Cole Bryan T, Roy Serge H, Nawab S Hamid
Dept of Electrical and Computer Engineering,Boston University, Boston, MA 02215, USA.
Annu Int Conf IEEE Eng Med Biol Soc. 2011;2011:5649-52. doi: 10.1109/IEMBS.2011.6091367.
We present a dynamic neural network (DNN) solution for detecting instances of freezing-of-gait (FoG) in Parkinson's disease (PD) patients while they perform unconstrained and unscripted activities. The input features to the DNN are derived from the outputs of three triaxial accelerometer (ACC) sensors and one surface electromyographic (EMG) sensor worn by the PD patient. The ACC sensors are placed on the shin and thigh of one leg and on one of the forearms while the EMG sensor is placed on the shin. Our FoG solution is architecturally distinct from the DNN solutions we have previously designed for detecting dyskinesia or tremor. However, all our DNN solutions utilize the same set of input features from each EMG or ACC sensor worn by the patient. When tested on experimental data from PD patients performing unconstrained and unscripted activities, our FoG detector exhibited 83% sensitivity and 97% specificity on a per-second basis.

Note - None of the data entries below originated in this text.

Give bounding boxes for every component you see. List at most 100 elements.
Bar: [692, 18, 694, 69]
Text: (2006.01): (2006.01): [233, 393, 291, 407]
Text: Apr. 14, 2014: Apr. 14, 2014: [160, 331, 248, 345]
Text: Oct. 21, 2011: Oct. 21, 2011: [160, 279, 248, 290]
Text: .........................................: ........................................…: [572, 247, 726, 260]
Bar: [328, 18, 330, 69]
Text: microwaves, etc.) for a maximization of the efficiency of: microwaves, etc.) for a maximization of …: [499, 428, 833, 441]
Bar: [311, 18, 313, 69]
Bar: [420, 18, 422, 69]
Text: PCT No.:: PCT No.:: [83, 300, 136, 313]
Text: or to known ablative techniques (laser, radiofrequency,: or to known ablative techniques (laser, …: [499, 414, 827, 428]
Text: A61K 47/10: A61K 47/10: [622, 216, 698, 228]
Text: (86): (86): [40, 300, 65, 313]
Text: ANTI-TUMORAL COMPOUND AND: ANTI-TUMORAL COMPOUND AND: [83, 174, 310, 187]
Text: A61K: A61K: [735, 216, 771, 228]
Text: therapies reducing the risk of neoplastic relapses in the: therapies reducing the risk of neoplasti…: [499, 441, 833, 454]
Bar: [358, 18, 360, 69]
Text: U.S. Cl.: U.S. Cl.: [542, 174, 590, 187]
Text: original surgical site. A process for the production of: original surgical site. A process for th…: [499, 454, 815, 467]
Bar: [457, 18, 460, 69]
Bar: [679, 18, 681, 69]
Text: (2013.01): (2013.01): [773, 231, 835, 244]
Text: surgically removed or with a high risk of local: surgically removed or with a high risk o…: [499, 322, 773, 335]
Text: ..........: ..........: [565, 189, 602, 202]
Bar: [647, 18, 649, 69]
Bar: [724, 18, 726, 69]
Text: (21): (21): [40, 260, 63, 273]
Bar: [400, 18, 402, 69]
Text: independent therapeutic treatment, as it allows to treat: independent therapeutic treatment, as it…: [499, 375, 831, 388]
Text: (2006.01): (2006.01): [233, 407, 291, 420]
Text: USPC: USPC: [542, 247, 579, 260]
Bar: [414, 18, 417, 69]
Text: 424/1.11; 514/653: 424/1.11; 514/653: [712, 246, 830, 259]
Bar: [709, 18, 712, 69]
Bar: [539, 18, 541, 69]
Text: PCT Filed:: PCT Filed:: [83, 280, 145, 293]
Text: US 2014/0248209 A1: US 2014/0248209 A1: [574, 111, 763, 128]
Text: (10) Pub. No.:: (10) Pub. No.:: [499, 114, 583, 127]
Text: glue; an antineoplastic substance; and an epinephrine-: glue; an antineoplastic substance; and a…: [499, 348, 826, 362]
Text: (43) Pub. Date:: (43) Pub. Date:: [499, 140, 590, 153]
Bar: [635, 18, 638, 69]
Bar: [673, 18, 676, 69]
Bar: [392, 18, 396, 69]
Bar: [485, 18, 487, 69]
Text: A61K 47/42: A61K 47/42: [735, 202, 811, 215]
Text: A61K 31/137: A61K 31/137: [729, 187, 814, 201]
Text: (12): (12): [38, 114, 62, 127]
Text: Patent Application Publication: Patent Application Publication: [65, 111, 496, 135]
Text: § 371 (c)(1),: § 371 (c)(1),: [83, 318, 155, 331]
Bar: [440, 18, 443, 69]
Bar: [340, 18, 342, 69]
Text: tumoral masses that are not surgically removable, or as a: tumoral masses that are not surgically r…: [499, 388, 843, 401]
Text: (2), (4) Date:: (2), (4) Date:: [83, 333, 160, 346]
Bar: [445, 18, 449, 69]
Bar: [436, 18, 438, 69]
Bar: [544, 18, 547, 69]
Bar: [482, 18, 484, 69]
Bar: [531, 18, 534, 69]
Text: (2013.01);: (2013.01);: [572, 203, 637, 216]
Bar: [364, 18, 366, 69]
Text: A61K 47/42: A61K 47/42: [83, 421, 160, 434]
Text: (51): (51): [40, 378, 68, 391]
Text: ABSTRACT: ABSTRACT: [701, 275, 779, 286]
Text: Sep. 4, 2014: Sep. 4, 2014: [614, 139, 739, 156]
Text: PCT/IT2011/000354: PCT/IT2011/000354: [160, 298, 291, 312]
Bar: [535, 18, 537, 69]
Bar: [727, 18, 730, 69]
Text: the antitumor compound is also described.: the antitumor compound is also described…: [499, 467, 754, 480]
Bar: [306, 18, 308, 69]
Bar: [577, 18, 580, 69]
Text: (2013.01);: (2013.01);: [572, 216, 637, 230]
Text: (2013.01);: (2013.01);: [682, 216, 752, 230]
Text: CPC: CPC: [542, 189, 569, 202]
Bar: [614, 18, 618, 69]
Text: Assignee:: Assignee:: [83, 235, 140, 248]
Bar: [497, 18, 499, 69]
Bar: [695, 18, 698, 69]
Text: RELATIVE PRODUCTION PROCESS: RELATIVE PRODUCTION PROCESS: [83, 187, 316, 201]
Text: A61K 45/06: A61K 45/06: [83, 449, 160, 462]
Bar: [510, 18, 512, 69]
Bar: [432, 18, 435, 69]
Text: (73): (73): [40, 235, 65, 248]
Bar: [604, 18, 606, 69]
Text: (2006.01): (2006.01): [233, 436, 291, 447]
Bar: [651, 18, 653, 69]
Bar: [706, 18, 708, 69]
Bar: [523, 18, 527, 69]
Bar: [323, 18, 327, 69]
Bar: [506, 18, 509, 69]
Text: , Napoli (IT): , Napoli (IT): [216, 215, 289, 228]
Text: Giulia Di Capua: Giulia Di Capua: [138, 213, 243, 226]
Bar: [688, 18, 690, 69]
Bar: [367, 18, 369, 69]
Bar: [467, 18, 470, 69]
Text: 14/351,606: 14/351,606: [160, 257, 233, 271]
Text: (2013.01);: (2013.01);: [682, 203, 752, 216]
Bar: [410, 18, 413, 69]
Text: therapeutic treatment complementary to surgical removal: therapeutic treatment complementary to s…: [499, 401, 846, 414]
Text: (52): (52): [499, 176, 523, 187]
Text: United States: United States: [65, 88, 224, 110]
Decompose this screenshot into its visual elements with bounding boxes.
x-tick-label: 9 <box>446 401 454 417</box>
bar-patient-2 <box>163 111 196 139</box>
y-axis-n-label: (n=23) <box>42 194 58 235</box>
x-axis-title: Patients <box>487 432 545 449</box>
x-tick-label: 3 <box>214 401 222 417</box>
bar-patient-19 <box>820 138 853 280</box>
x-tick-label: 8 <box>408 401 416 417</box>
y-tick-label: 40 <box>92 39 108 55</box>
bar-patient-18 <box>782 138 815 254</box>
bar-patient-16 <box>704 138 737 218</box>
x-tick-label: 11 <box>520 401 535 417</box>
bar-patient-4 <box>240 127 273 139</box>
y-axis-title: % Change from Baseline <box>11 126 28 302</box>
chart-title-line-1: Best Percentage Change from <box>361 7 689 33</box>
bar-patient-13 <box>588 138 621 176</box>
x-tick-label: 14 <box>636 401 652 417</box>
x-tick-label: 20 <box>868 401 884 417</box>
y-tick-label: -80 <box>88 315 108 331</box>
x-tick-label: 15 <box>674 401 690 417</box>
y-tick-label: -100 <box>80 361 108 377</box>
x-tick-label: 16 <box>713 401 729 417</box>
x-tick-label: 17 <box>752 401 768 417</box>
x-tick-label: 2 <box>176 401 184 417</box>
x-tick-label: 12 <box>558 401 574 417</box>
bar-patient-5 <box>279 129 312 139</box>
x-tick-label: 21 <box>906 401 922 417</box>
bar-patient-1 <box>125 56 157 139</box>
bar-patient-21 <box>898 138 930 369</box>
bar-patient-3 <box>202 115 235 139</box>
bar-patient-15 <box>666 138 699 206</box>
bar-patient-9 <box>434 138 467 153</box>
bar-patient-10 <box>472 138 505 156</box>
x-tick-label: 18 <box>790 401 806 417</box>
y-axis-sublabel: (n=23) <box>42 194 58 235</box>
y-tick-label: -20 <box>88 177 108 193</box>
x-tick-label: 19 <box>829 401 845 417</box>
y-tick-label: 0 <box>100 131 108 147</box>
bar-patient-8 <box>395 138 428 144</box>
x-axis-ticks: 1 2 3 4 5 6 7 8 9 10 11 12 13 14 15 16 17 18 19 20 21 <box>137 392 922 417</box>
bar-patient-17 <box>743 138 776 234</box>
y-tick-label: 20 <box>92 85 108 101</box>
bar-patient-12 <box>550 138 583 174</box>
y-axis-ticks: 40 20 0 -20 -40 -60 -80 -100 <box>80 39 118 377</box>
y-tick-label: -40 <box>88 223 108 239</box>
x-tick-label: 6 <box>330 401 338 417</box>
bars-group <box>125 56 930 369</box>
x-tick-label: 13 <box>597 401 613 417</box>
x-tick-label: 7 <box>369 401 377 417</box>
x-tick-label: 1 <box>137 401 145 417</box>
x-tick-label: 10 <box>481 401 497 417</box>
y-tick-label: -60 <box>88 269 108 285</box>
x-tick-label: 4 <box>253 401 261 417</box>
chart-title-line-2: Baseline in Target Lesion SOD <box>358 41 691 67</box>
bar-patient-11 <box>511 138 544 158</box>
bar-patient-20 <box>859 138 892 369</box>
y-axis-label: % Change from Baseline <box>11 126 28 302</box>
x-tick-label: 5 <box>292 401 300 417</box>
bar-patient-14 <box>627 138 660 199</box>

我们提出了一种动态神经网络(DNN)解决方案,用于在帕金森病(PD)患者进行无约束、无脚本活动时检测步态冻结(FoG)实例。DNN的输入特征来自PD患者佩戴的三个三轴加速度计(ACC)传感器和一个表面肌电图(EMG)传感器的输出。ACC传感器放置在一条腿的小腿和大腿上以及一只前臂上,而EMG传感器放置在小腿上。我们的FoG解决方案在架构上与我们之前设计的用于检测运动障碍或震颤的DNN解决方案不同。然而,我们所有的DNN解决方案都利用患者佩戴的每个EMG或ACC传感器的同一组输入特征。在对PD患者进行无约束、无脚本活动的实验数据进行测试时,我们的FoG检测器每秒的灵敏度为83%,特异性为97%。